Ah, the cancer card. She laughed, and responded with something about how if it’s true…

Her words dug deep, reminding me of why I was there, why I was making follow up appointments, and why I was headed to get blood taken, for the gazillionth time this year.

Life has moved on, the past few weeks on the right dose of medication, finally feeling like myself, my days of being a hormone science experience seemingly in the past. People told me they could barely see my scar. It seemed forever ago that I had cancer, that I felt scared.

But, I still do. Maybe. Or at least, until proven otherwise.

The brain’s a funny place. I’m struck by what can become the new normal. The new this-is-how-life-is. I am someone who has cancer. Had cancer? Maybe. But regardless, that is part of my identity.

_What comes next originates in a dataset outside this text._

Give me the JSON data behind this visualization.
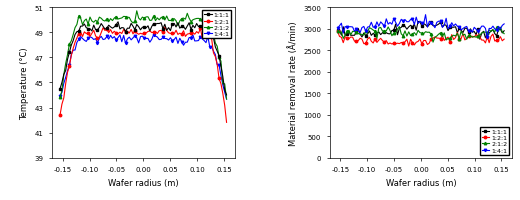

Identities are funny, though, right? Like, I once had a dog. Being a dog-owner was a huge part of my identity. And then I wasn’t. And to some people, I am Cody’s sister. And to others, I am their school coach. And to others, a ski instructor, or Nick’s girlfriend, or friend of Jessica’s. And those are all true, and yet not the whole picture.

So, I have cancer. Maybe.

I am a cancer patient. But at some point I won’t be.

But, I’ll still carry it with me. All wrapped up in the fabric along with all those other things.